Spock’s treatment on the show “echoes the markers of race here on Earth,” Rath says in the broadcast. “As a kid in the American suburbs in the ’70s, being half-Indian really did feel like being half-alien. In the presence of my white friends, my Indian culture sure came across like it was from another planet.”
Leonard Nimoy’s Letter to All of Us (Archipelago)
Nimoy, too, was aware of the power and responsibility Mr. Spock wielded as a biracial role model. In a 1968 article in the teen magazine FaVE, he offered advice and comfort to a young biracial girl who had written in to ask Spock how she should navigate the world while being ostracized by her black and white peers alike, much as Spock was made to feel apart from both humans and Vulcans.
Contemplating this letter, unearthed by BuzzFeed in 2013, Nigerian-American writer and editor Ijeoma Oluo reflects on why she was so fascinated with Spock as a child. “I remember watching Spock struggle with the Vulcan community’s perception that he had been dirtied by his human blood,” she writes. “I remember watching the snide remarks his human shipmates made about his Vulcan heritage and yelling at the screen, ‘You just don’t understand him!’ […] I didn’t fully understand at the time that Spock’s isolation echoed my own.”
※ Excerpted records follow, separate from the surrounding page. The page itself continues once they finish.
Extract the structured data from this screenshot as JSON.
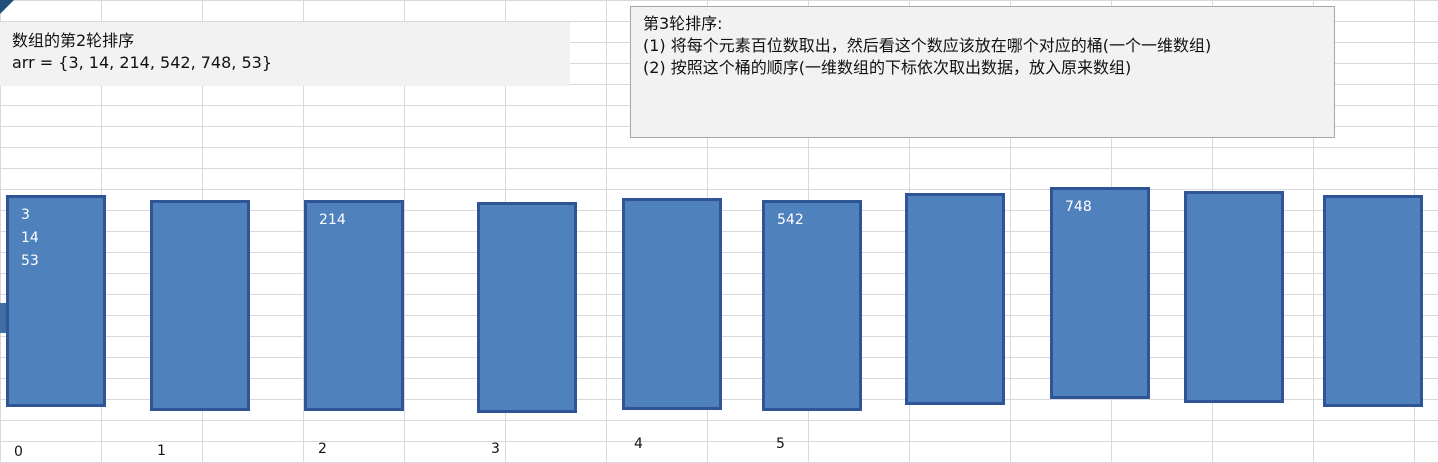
{
  "note_left": {
    "line1": "数组的第2轮排序",
    "line2": "arr = {3, 14,  214, 542,  748, 53}"
  },
  "note_right": {
    "title": "第3轮排序:",
    "step1": "(1) 将每个元素百位数取出，然后看这个数应该放在哪个对应的桶(一个一维数组)",
    "step2": "(2) 按照这个桶的顺序(一维数组的下标依次取出数据，放入原来数组)"
  },
  "buckets": [
    {
      "values": [
        "3",
        "14",
        "53"
      ]
    },
    {
      "values": []
    },
    {
      "values": [
        "214"
      ]
    },
    {
      "values": []
    },
    {
      "values": []
    },
    {
      "values": [
        "542"
      ]
    },
    {
      "values": []
    },
    {
      "values": [
        "748"
      ]
    },
    {
      "values": []
    },
    {
      "values": []
    }
  ],
  "indices": [
    "0",
    "1",
    "2",
    "3",
    "4",
    "5"
  ],
  "colors": {
    "bucket_fill": "#4f81bd",
    "bucket_border": "#2f5597",
    "note_bg": "#f2f2f2"
  }
}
“The needs of the many outweigh the needs of the few, or the one.” — Star Trek II: The Wrath of Khan, 1982
Spock and the Legacy of Star Trek (Medium)
In an age of dystopian science fiction depicting worlds overrun by malevolent machines or hyper-evolved apes, Star Trek offered a vision of “a vastly improved future where we not only retained our humanity, but where the very best aspects of what it means to be human enabled us to create a civilization that gave us every reason to hope for something grander,” writes Ethan Siegel.
As a Vulcan-human with a reverence for logic and dispassionate analysis, a character “whose very differences made him uniquely valuable,” Siegel writes, Spock embodied the series’ ideal “that bringing a diversity of living beings together — with their own individual experiences and histories — would produce a stronger civilization than any alone.”